The defense requested the jury be given CACI 506 on the basis that testimony by both standard of care experts showed that there were “various methods and means by which a diagnosis could be pursued and by which treatment could be provided.” Plaintiffs opposed the instruction as “improper because there was no effort made by defendants to diagnose or treat Ayala’s hyperglycemia.” Basically, plaintiffs argued that where, as here, a diagnosis is not pursued or made at all, the “alternative methods of care” instruction should not be given.

After the trial on the matter, the jury found that “Arroyo was not ‘negligent in the diagnosis or treatment of [Ayala].’” The plaintiffs moved for new trial on the grounds that CACI 506 was improperly given, but the trial court denied the motion. Thereafter, plaintiffs timely appealed the judgment for Arroyo.

On appeal, the court reviewed the evidence in the light most favorable to Arroyo, the party that proffered the instruction, since parties have the “right to have the jury instructed as to the law applicable to all their theories of the case which were supported by the pleadings and the evidence, whether or not that evidence was considered persuasive by the trial court.”

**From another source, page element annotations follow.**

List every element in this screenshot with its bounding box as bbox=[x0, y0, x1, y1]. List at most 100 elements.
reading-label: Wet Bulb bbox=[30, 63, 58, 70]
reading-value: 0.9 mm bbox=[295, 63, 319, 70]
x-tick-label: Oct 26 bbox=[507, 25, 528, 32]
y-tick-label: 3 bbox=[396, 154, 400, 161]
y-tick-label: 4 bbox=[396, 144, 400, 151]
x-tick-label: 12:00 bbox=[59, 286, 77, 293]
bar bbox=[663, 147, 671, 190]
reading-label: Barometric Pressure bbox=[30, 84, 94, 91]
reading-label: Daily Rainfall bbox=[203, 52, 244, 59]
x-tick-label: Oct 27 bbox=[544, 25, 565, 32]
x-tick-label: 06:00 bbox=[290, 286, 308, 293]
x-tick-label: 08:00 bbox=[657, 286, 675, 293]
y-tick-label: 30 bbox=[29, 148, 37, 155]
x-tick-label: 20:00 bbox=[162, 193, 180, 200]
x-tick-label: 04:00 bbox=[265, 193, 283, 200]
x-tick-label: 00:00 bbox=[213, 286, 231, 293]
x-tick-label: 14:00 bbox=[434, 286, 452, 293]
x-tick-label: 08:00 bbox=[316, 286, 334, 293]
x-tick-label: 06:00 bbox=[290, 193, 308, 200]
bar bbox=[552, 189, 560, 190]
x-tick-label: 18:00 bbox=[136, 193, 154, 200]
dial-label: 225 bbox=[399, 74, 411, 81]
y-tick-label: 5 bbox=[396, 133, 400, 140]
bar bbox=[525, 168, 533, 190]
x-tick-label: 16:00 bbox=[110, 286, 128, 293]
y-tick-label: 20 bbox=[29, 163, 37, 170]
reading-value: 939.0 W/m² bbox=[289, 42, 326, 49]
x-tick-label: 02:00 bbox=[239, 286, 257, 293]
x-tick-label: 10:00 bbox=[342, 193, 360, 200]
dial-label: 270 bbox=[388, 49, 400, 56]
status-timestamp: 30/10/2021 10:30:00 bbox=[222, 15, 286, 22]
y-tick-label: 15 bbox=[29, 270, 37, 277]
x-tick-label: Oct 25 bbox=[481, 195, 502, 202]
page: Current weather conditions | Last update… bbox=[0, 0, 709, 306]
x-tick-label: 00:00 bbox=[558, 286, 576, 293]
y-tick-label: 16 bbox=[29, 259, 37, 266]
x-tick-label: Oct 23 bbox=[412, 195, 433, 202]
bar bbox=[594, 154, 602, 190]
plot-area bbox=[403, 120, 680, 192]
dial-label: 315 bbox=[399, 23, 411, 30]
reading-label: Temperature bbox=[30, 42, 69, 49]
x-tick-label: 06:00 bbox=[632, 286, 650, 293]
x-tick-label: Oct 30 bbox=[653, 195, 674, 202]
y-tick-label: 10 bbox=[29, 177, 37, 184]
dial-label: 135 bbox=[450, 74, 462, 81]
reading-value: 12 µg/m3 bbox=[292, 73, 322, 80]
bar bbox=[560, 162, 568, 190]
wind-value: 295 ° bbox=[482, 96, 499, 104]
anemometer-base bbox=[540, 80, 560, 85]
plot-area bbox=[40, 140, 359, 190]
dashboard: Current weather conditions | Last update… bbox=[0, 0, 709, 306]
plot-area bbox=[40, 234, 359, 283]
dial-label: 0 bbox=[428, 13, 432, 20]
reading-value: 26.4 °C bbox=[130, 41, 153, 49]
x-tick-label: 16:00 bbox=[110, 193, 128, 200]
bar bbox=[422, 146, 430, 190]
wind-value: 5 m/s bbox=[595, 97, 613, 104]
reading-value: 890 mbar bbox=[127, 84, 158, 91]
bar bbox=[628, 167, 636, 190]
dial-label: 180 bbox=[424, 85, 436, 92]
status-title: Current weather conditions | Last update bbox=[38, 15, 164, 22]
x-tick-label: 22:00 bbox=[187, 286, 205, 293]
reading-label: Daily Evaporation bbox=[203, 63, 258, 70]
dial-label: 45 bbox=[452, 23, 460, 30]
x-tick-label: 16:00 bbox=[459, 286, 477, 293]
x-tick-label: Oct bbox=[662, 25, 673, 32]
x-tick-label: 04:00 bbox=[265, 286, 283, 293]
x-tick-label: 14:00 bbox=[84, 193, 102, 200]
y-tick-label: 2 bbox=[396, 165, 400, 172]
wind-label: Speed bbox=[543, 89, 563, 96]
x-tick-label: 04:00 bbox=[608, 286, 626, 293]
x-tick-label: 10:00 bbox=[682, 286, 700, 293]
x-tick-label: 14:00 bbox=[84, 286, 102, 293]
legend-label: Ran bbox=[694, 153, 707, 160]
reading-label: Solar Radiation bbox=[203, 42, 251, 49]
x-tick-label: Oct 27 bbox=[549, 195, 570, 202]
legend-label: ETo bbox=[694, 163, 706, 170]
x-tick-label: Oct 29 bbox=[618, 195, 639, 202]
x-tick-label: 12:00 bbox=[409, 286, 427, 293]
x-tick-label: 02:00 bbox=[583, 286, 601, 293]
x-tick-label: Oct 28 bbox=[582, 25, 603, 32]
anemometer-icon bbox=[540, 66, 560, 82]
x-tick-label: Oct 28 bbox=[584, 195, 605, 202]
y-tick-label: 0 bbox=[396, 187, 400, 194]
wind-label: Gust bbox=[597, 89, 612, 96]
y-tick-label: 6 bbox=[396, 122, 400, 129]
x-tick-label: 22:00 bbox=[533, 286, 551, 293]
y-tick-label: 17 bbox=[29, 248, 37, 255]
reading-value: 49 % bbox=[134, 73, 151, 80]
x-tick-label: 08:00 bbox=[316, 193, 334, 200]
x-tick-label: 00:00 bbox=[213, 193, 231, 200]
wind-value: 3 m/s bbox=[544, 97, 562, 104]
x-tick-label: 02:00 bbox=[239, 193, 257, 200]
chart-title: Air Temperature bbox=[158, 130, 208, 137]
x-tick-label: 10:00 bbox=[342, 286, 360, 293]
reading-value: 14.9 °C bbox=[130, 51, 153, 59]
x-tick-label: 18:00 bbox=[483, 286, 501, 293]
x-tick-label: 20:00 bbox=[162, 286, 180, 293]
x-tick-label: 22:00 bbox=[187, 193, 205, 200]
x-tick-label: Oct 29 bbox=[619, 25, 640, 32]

The court observed that there is a “dearth of authority on when it is appropriate to instruct the jury on medically accepted alternative methods of diagnosis.” However, it noted that in order to be entitled to an instruction on “alternative methods of care,” there must be evidence that a particular treatment was rendered and that it was among accepted alternative methods of care available to the practitioner under the circumstances. The court pointed out that while there was ample testimony that the standard of care was met by defendants in their care of Ayala, “there was no expert testimony to the effect that a medical history and physical examination is a medically accepted alternative method of diagnosing a patient with Ayala’s history and symptoms, so as to support the giving of CACI 506.”

The evidence supported the giving of CACI 501, the standard of care instruction, but in the collective mind of the court, the fact that instruction was applicable did not mean that CACI 506 was also applicable. Without expert testimony that what defendants did was “a medically accepted alternative method of diagnosing a patient with Ayala’s history and symptoms, CACI 506 was inapplicable and should not have been given.” The appellate court held that the instructional error was harmless, though, since it was “not reasonably probable that plaintiffs would have obtained a more favorable result in its absence.”

This is an interesting case and is helpful to trial attorneys when trying to decide whether to give CACI 506, or not. According to the Ayala court, unless there is expert testimony that 1) care was rendered; 2) the care rendered was one of several appropriate and accepted methods of care; and 3) the care rendered was an appropriate and acceptable choice and method of care in the case at issue, one should probably not give CACI 506. Ayala presented a situation in which the defendants didn’t do anything to diagnose (or rule out the presence of) of hyperglycemia, they just attributed the girl’s symptoms to other conditions, so it was not a situation of making a choice of one appropriate method of diagnosis or treatment for hyperglycemia over another. The ultimate fact that the jury felt what was done met the standard of care trumped the erroneous instruction, though, and rendered it harmless error.